À ce moment précisément, un espèce de savant musicologue sorti des beaux arts (à l’heure du come-back des Stooges, j’en vois déjà qui partent en courant) qui autrefois et plus tard, sera écarté de la planète rock -ou plutôt, à coté, ailleurs- a quelque chose en tête. En 1975, Brian Eno, un des pionniers de l’idée selon laquelle le studio d’enregistrement est un instrument à part entière, (grand modèle pour le post-punk, donc [1] ) sort son troisième album solo. Et le successeur du sublime Taking Tiger Mountain n’est rien d’autre que la concrétisation ambient et moderne de sa précédente pop, un tremplin pour le futur. Comme toutes les conceptions musicales de Wyatt, John Cale, Robert Fripp, Bowie (il collabora avec tous), celles de Brian Eno sont peu ordinaires, elles sont extraordinaires. En véritable touche-à-tout (orgue, guitare, claviers, percussions, chant, basse, piano), le ‘non-musicien’ Brian Eno utilise des moyens difficiles pour l’époque et porteur d’une dimension fictive et fantastique, pour un résultat finalement sobre. Alors, il utilise ses instruments d’une autre manière, fabriquant des épisodes pop subliminaux, truffés d’apports rythmiques et d’arrangements avant-gardistes, objets indispensables, jouets maîtrisés, causes et effets de toute la magnificence de cet Another Green World. Brian Eno, c’est aussi la prédominance de nappes synthétiques indémodables et parfaitement personnelles. Il est et doit être considéré comme le magicien des textures sonores. Les travaux pour Roxy Music faisant foi, ils sont aussi minimes par rapport à ce qui suit. Producteur avant tout, amateur de peinture et de l’image en général, cet anglais à la calvatie précoce est du genre maniaque qui n’en finit plus de passer ses nuits blanches à la recherche du son qui saura décrire les paysages qu’il a en tête.

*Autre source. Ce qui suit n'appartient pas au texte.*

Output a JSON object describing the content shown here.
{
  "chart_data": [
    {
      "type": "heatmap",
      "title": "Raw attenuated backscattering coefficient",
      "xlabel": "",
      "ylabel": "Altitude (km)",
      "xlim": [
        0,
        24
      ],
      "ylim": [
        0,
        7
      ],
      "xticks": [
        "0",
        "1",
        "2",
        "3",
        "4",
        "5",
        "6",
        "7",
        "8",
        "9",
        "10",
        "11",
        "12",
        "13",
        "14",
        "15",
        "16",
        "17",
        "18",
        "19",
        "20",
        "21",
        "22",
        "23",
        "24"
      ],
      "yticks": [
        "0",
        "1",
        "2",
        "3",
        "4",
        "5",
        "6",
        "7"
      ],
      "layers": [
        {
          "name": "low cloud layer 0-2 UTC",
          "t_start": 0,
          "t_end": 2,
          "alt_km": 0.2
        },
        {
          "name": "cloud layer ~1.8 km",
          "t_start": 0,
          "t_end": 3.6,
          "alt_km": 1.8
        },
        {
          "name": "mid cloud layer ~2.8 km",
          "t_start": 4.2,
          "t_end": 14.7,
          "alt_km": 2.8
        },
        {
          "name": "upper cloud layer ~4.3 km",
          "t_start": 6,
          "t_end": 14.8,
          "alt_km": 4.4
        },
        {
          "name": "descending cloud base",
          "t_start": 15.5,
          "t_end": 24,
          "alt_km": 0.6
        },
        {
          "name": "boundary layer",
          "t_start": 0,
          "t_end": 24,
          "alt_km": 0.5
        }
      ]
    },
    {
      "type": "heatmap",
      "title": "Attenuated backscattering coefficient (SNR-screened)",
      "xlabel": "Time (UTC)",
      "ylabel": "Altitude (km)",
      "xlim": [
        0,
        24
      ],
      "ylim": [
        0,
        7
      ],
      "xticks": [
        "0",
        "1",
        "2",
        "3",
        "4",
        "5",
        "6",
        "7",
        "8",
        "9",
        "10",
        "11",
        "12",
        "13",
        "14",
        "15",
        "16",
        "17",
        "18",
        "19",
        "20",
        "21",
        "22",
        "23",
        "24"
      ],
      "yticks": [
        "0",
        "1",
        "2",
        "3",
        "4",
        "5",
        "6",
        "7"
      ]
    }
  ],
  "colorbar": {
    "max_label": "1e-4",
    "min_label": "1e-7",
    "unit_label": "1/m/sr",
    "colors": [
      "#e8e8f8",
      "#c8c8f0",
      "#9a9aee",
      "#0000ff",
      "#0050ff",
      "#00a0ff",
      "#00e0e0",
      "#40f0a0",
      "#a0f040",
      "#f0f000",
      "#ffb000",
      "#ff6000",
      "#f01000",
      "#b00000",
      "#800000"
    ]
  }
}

Mais Eno ne s’arrête pas à ses capacités dites non-techniques. Il sollicite ici le savoir-faire de Robert Fripp et ses soli enjôleurs. Il s’entoure de John Cale au violon, de Phil Collins à la batterie ou encore de Percy Jones à la basse, pour dépeindre cet autre monde vert, agréable et imaginaire, qui n’est possible que par la technologie et surtout pas par une quelconque ambition hippie. C’est alors qu’Eno devient absolument hors du commun. Inventant la musique répétitive et l’ambient minimaliste, anticipant le trip-hop (né seize ans plus tard) sur le tribal In Dark Trees ou Golden Hours, convoitant certains des effets synthétiques inlassablement copiés, et surtout, invitant des maîtres du prog, il conçoit des chansons progressives dont leur moyenne de trois minutes et leur volonté minimale trahiront le souhait d’en finir avec le rock prog. L’ajout d’un rythme hip-hop à Spirits Drifiting suffirait d’achever la modernité d’Another Green World. Inutile de dire que l’écoute de cet album, compte tenu de l’époque, est renversante, d’autant qu’il ne sacrifie jamais les mélodies pop, même décomposées. Le plus grand génie, c’est de faire en sorte que, même sur les morceaux atmosphériques, la facilité et l’évidence ne soient perceptibles qu’en apparence. Ces nappes à la fois épaisse et légères (Becalmed) sont éternelles. Brian Eno à des théories, l’une d’entre elles consiste à formater la musique expérimentale. D’autres donnent à croire que le travail est fastidieux pour rendre parfaites de mini particules d’ambiances qui sont simplistes aujourd’hui. Mais il fallait bien que quelqu’un lance les idées pour la suite. Eno lui, a de la suite dans les idées. Il apparaît même avoir des règles précises en matière d’improvisation.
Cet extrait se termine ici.